Ivan Markiv, an experienced QA at Scopic, also thinks that the downside of remote work is the lack of communication. “Because face-to-face interaction is generally lost, video conferencing can sometimes offset this. But it’s not a perfect replacement.” But this is part of how remote companies work.
You Don’t Know When And Where To Work From
The idea of earning money while sitting in your house, on your own couch is thrilling. But what if you have a family and kids?
“Working from home is challenging when you have a family and children. The problem can be mitigated by renting or building an office space if you can afford it,” says Zviadi.
Let’s say we solved that issue. There’s another one remote workers have: when to work. Even if you set realistic hours for yourself, you might have to chat with a team member that is 12 hours ahead of you. “People are in different time zones which makes meeting arrangements harder,” sums up Borislav.
The Ugly: difficult aspects of remote work
And now, let’s learn about the ugly side of remote work. Be sure that part of Scopic’s culture is trusting our employees and making sure they feel safe at their workplace.
You Might Be Monitored Via Video
When you work in an office, your boss can see you whenever they want and check what you’re doing at the moment. So there is no issue of trust. But when it comes to remote companies, trust can be hard to come by.
Even though this is not true for Scopic, this is an issue that usually arises when companies don’t know how to properly work with a remote staff or are just starting the process and feel unsure. “Some companies use video monitoring to confirm that their employees are actually working. It can create quite an invasive and not a very comfortable work environment,” concludes Jade.
You Might Not Get Paid
You’ve heard the stories. You know how freelancing and working for early-stage startups can be unreliable. You’re putting all your hopes in them succeeding and being decent people. This usually happens more with freelancers. What helps is checking out reviews for the companies before starting to work with them.

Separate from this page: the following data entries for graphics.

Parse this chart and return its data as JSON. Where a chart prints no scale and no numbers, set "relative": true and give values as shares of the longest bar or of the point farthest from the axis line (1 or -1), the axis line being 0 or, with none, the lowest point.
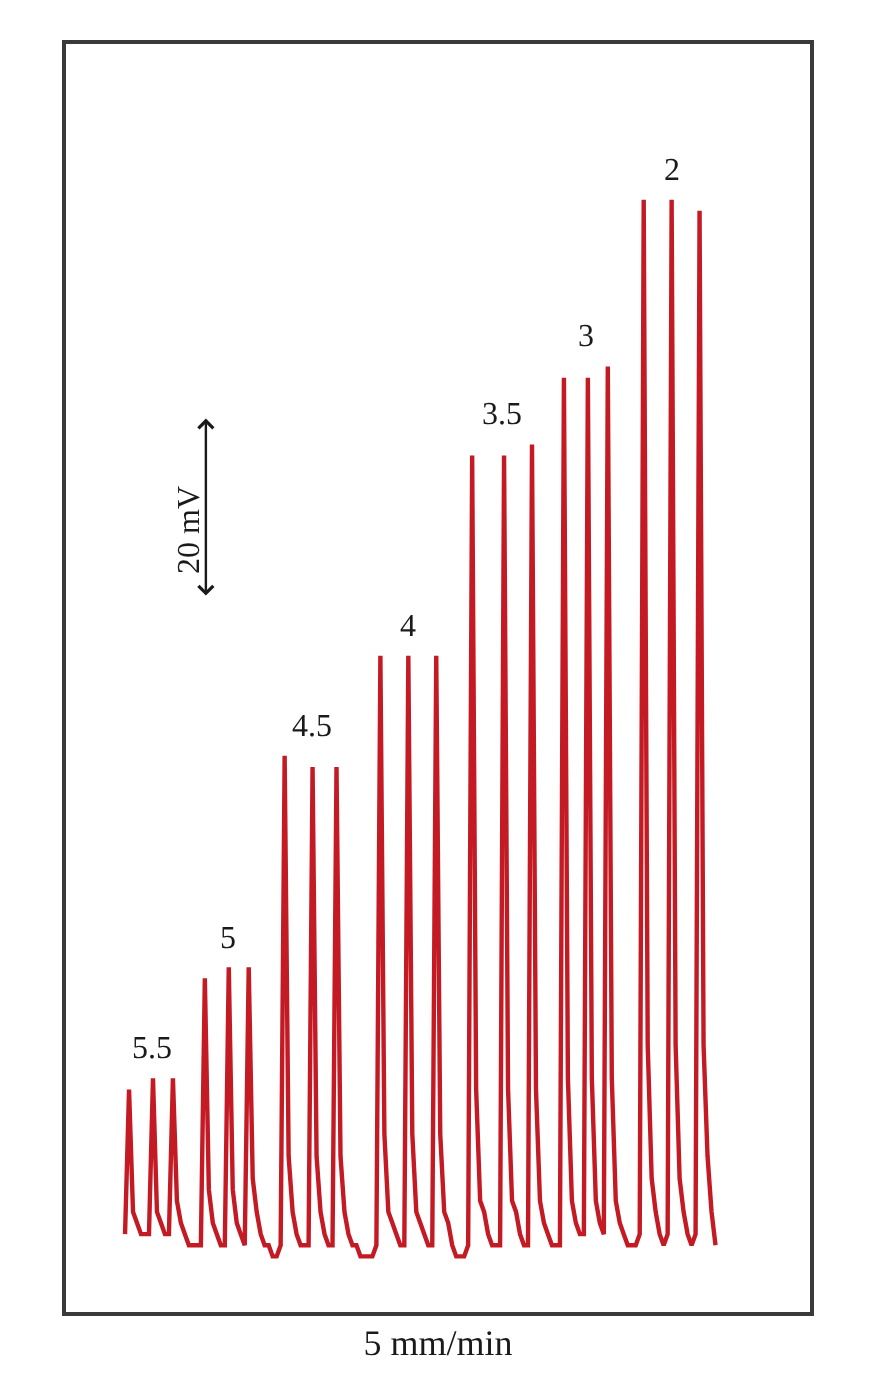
{
  "chart_data": {
    "type": "line",
    "relative": true,
    "xlabel": "5 mm/min",
    "categories": [
      null,
      null,
      null,
      null,
      null,
      null,
      null,
      null,
      null,
      null,
      null,
      null,
      null,
      null,
      null,
      null,
      null,
      null,
      null,
      null,
      null,
      null,
      null,
      null,
      null,
      null,
      null,
      null,
      null,
      null,
      null,
      null,
      null,
      null,
      null,
      null,
      null,
      null,
      null,
      null,
      null,
      null,
      null,
      null,
      null,
      null,
      null,
      null,
      null,
      null,
      null,
      null,
      null,
      null,
      null,
      null,
      null,
      null,
      null,
      null,
      null,
      null,
      null,
      null,
      null,
      null,
      null,
      null,
      null,
      null,
      null,
      null,
      null,
      null,
      null,
      null,
      null,
      null,
      null,
      null,
      null,
      null,
      null,
      null,
      null,
      null,
      null,
      null,
      null,
      null,
      null,
      null,
      null,
      null,
      null,
      null,
      null,
      null,
      null,
      null,
      null,
      null,
      null,
      null,
      null,
      null,
      null,
      null,
      null,
      null,
      null,
      null,
      null,
      null,
      null,
      null,
      null,
      null,
      null,
      null,
      null,
      null,
      null,
      null,
      null,
      null,
      null,
      null,
      null,
      null,
      null,
      null,
      null,
      null,
      null,
      null,
      null,
      null,
      null,
      null,
      null,
      null,
      null,
      null,
      null,
      null,
      null,
      null,
      null
    ],
    "series": [
      {
        "color": "#c41a24",
        "values": [
          0.07,
          0.2,
          0.09,
          0.08,
          0.07,
          0.07,
          0.07,
          0.21,
          0.09,
          0.08,
          0.07,
          0.07,
          0.21,
          0.1,
          0.08,
          0.07,
          0.06,
          0.06,
          0.06,
          0.06,
          0.3,
          0.11,
          0.08,
          0.07,
          0.06,
          0.06,
          0.31,
          0.11,
          0.08,
          0.07,
          0.06,
          0.31,
          0.12,
          0.09,
          0.07,
          0.06,
          0.06,
          0.05,
          0.05,
          0.06,
          0.5,
          0.14,
          0.09,
          0.07,
          0.06,
          0.06,
          0.06,
          0.49,
          0.14,
          0.09,
          0.07,
          0.06,
          0.06,
          0.49,
          0.14,
          0.09,
          0.07,
          0.06,
          0.06,
          0.05,
          0.05,
          0.05,
          0.05,
          0.06,
          0.59,
          0.16,
          0.09,
          0.08,
          0.07,
          0.06,
          0.06,
          0.59,
          0.16,
          0.09,
          0.08,
          0.07,
          0.06,
          0.06,
          0.59,
          0.16,
          0.09,
          0.08,
          0.06,
          0.05,
          0.05,
          0.05,
          0.06,
          0.77,
          0.2,
          0.1,
          0.09,
          0.07,
          0.06,
          0.06,
          0.06,
          0.77,
          0.2,
          0.1,
          0.09,
          0.07,
          0.06,
          0.06,
          0.78,
          0.2,
          0.1,
          0.08,
          0.07,
          0.06,
          0.06,
          0.06,
          0.84,
          0.21,
          0.1,
          0.08,
          0.07,
          0.07,
          0.84,
          0.21,
          0.1,
          0.08,
          0.07,
          0.85,
          0.21,
          0.1,
          0.08,
          0.07,
          0.06,
          0.06,
          0.06,
          0.07,
          1,
          0.24,
          0.12,
          0.09,
          0.07,
          0.06,
          0.07,
          1,
          0.24,
          0.12,
          0.09,
          0.07,
          0.06,
          0.07,
          0.99,
          0.24,
          0.14,
          0.09,
          0.06
        ]
      }
    ],
    "annotations": [
      "20 mV",
      {
        "text": "5.5",
        "y": 0.21
      },
      {
        "text": "5",
        "y": 0.31
      },
      {
        "text": "4.5",
        "y": 0.5
      },
      {
        "text": "4",
        "y": 0.59
      },
      {
        "text": "3.5",
        "y": 0.78
      },
      {
        "text": "3",
        "y": 0.85
      },
      {
        "text": "2",
        "y": 1
      }
    ]
  }
}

“We’ve heard many stories of people not getting paid for months at a time, or struggling to find reliable freelance clients. Working for an established company like Scopic insulates you from these challenges, so you can focus on enjoying the freedom of remote work,” says Jade.

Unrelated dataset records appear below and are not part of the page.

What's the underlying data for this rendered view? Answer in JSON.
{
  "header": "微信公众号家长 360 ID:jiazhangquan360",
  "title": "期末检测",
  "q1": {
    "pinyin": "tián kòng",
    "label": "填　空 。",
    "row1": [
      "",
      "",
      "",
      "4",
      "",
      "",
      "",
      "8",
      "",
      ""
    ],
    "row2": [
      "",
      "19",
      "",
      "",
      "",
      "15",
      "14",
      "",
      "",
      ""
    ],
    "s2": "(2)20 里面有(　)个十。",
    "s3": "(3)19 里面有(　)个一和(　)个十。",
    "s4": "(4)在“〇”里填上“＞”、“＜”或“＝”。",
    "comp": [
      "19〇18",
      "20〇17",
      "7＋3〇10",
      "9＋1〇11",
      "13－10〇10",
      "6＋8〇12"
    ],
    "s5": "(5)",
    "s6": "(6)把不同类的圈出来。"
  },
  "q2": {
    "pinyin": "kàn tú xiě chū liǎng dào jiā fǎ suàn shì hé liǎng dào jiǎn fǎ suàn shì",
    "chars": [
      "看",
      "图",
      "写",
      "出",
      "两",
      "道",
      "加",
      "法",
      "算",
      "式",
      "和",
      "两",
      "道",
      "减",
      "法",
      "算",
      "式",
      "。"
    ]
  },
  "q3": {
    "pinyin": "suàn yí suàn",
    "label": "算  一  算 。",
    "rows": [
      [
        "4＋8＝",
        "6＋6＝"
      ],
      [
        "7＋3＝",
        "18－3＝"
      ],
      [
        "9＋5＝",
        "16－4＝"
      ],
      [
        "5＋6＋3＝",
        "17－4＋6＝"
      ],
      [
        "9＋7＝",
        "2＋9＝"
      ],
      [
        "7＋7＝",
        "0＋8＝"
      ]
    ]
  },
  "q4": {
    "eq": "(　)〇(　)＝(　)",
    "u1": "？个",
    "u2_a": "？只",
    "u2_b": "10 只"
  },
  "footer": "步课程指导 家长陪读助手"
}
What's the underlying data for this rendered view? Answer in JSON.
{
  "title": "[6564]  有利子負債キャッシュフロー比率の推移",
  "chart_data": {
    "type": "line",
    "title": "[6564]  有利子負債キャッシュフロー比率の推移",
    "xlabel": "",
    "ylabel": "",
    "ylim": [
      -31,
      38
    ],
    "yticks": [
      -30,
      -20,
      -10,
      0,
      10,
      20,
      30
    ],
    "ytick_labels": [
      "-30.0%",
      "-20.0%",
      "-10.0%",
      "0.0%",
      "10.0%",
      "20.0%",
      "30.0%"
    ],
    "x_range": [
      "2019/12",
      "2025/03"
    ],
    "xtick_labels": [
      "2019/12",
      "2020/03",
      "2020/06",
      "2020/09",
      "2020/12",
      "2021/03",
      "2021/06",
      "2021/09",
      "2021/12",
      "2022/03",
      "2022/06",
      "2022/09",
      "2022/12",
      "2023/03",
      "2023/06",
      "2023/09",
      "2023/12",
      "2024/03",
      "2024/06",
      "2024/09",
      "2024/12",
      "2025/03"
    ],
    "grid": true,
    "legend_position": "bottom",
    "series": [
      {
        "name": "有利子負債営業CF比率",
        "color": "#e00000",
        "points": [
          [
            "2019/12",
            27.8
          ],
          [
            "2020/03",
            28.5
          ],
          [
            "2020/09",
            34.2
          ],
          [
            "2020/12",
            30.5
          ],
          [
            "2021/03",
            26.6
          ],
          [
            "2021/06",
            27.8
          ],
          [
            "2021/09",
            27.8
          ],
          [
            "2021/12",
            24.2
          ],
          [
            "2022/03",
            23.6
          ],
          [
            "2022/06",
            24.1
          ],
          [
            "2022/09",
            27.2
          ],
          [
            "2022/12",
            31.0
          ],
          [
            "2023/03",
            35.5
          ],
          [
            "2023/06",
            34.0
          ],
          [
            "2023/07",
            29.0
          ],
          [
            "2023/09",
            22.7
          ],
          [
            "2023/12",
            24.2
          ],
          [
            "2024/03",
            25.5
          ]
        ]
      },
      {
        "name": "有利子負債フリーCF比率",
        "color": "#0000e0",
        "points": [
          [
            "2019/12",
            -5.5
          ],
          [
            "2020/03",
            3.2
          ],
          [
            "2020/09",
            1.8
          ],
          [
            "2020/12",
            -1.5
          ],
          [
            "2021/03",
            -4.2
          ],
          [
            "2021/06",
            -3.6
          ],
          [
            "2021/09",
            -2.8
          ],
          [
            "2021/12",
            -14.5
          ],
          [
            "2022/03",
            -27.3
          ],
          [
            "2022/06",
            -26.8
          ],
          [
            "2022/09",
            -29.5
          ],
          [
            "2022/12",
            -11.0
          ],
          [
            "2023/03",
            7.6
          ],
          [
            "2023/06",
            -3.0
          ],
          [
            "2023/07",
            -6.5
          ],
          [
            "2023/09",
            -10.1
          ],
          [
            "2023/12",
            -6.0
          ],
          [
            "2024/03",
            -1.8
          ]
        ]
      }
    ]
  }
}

We have a real-life story for you from Oleg Chepurko, a 3D graphics developer at Scopic, about his previous remote work outside of Scopic:
“I worked as a freelancer, and I did some work for a client in the summer of 2016. The client didn’t pay me, saying that he has some bank issues. I didn’t send him the assets, only a video proving that my work is done. To my surprise, he sent my payment on Christmas (after half a year). This came for me in a perfect time and let me have a better Christmas.”

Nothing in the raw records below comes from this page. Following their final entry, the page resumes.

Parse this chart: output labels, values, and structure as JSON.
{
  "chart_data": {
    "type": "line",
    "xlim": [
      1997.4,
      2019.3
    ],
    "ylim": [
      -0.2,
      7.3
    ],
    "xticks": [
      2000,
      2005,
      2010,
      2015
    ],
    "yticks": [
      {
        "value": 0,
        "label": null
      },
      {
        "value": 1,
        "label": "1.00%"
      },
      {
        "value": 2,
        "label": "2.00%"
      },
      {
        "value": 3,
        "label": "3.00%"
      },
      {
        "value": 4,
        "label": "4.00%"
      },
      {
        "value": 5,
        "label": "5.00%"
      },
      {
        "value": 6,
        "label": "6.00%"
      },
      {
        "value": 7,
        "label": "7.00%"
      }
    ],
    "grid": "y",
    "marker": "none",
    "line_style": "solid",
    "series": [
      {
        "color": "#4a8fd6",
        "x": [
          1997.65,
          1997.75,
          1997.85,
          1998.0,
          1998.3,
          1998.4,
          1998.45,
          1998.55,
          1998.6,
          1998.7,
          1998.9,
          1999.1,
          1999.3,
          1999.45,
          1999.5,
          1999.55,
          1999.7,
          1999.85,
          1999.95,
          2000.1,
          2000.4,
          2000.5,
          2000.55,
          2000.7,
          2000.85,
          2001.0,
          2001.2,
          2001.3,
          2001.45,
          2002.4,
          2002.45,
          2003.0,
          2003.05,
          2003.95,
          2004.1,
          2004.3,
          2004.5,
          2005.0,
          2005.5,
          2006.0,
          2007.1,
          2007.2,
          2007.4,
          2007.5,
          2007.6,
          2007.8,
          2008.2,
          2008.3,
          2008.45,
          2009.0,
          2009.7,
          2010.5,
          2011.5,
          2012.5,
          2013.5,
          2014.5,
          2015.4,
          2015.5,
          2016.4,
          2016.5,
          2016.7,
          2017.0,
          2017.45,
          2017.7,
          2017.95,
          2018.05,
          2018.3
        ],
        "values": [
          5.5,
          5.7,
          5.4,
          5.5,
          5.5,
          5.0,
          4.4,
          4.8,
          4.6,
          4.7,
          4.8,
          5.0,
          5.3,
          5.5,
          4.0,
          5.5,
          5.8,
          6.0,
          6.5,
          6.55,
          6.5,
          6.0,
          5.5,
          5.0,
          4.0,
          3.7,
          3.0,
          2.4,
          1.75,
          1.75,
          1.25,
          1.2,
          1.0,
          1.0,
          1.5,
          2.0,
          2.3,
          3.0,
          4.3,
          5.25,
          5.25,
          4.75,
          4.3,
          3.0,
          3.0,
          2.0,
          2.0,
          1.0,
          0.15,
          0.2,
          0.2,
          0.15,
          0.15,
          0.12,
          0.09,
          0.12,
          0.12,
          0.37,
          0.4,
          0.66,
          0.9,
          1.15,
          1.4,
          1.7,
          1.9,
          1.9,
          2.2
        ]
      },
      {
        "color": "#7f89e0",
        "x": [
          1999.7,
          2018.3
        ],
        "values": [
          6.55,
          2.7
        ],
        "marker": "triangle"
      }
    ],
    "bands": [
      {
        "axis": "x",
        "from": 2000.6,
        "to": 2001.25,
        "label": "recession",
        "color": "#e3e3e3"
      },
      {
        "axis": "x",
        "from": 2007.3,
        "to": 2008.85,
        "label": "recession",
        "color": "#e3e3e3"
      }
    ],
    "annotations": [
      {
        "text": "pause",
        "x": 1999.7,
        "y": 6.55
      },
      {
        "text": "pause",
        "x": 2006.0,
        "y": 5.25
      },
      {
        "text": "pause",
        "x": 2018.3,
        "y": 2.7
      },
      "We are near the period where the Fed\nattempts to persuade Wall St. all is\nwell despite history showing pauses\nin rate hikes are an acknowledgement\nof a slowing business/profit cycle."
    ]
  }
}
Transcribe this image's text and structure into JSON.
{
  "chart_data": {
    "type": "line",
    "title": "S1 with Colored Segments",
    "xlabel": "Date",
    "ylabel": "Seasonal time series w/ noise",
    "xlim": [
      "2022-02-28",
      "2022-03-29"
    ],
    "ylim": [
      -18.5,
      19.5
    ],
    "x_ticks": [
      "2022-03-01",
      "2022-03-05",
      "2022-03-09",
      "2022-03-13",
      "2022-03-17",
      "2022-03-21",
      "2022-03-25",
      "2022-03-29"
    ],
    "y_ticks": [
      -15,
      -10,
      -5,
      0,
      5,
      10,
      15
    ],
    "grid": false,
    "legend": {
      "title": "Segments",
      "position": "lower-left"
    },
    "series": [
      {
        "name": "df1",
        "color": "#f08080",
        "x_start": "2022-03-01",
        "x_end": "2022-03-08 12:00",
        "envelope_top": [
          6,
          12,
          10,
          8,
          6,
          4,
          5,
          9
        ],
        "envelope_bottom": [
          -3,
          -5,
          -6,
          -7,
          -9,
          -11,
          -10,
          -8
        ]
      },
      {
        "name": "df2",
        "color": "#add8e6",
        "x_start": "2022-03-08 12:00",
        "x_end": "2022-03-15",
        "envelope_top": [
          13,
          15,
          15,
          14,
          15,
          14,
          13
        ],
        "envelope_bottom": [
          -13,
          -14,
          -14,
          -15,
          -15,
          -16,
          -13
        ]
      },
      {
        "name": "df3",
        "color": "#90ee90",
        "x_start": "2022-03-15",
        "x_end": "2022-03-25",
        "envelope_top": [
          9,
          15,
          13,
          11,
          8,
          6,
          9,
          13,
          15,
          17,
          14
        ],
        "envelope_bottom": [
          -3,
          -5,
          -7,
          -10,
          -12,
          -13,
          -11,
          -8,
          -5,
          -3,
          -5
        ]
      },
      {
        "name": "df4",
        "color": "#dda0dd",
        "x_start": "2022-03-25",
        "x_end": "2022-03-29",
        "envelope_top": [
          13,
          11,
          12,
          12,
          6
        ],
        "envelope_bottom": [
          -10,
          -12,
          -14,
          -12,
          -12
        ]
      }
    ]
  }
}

You Might Lose Track of Time and Have Sleepless Nights
When without supervision, it’s easy to lose track of time, decide to go out with friends, and leave your tasks for later. But since you can’t miss deadlines and be unreliable, you’ll use those sleepless nights to get the job done. Marine knows about this best:
“Remote work can be stressful sometimes. In a way that you may struggle to find a healthy working schedule for you or get distracted easily. You might end up having less time for work during a day, which can result in sleepless nights just to cover the missed working hours.”
Martha, who’s a project manager at Scopic, also shares the same thoughts:
“You have to be very organized and focused to not lose the track of time and to know when to stop the working day.”
Now that you know everything there is to know about what it’s like to work remotely, you can decide if it’s for you or not. And as one of the best designers at Scopic Eugen Lapshin says, “there is always a lot of remote work, don’t forget to live”.